P-values and the like are somewhat complicated beasts, so I am out of my depth here, and take my answer with every grain of salt you have...
As long as the gene passes the threshold, it'd the fold change that
can explain the biology. Is this correct?
I think this is not true, passing or not the threshold does not guarantee biological significance. A low p-value tells your data is unlikely under the null hypothesis, but it do not tell which is more likely:
- null is true but your samples were funky, or not representative from the population you want to draw conclusions about
- null is false
This is especially true for RNAseq data, as most experiments have a small number of biological replicates. Besides, our thresholds are somewhat arbitrary anyway.
Another layer of complexity is that genes are not sampled equally, as some genes are much more expressed than others. This in turn leads to two potential problems:
1) smaller differences will be called significant for highly expressed genes, while larger differences from lowly or moderately expressed genes will be non-significant.
2) the fold-change for more expressed genes will be more reliably estimated.
Also, interpreting RNAseq log(fold changes) is not straight-forward, as they are moderated: a small number is added to every count, to avoid infinite log(fold changes).
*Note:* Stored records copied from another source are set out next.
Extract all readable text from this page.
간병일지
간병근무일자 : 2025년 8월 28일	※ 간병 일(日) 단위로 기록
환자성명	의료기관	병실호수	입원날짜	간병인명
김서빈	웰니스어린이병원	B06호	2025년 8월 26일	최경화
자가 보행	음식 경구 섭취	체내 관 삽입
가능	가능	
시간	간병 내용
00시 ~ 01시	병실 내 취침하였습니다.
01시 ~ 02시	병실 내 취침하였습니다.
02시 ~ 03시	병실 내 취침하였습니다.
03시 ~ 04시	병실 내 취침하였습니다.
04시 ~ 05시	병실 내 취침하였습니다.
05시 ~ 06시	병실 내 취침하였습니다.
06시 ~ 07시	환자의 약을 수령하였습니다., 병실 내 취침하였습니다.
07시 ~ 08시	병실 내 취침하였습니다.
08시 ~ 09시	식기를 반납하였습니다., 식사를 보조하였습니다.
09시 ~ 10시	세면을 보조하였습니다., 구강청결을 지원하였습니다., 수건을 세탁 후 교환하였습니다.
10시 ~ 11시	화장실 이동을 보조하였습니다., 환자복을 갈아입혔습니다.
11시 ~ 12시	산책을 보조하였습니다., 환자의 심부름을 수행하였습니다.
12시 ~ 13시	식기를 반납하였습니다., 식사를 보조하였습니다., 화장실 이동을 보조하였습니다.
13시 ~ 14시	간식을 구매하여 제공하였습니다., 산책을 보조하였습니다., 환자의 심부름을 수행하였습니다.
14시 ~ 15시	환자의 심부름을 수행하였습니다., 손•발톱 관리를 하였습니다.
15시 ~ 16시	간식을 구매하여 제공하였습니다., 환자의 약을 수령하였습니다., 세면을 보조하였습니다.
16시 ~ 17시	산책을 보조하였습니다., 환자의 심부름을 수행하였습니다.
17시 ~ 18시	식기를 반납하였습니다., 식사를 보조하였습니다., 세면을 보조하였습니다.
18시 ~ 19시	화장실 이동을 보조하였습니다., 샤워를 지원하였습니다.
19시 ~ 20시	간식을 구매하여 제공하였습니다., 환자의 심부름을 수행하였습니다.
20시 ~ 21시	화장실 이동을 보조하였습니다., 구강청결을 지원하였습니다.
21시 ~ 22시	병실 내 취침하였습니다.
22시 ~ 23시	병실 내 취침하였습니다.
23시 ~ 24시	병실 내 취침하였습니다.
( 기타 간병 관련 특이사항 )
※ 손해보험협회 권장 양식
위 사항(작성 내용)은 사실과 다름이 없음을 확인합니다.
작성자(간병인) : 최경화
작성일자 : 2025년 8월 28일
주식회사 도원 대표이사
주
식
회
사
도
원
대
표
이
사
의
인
This will mean log(fold changes) from genes with zero or low counts will be farther from the "truth" than genes with large counts, and this may affect their relative ranking.
Finally, I take issue with your "explain the biology" expression, as I think it is rather fuzzy and ill-defined.
From what I understand p-value is not as relative as a fold change. For example, lets say you have gene A and gene B in conditions 1 and 2. Both have a Fold-change of 1 in both of them, however gene A changes from 3 counts to 6, while gene B changes from 30,000 counts to 60,000, naturally the p-value of gene B will be much lower thatn gene A's.
I think the answer in the linked question is reasonable what is the best p value cuttoff to select differentially expressed genes ?. It's just standard for scientists to look at which genes are most reliably differentially expressed via p-val. I did see an interesting way of ranking in the following article, however. They ranked each gene on p-val, then on logFC, and then took the mean of those two ranks to get the final rank. That way they're represented by two parameters.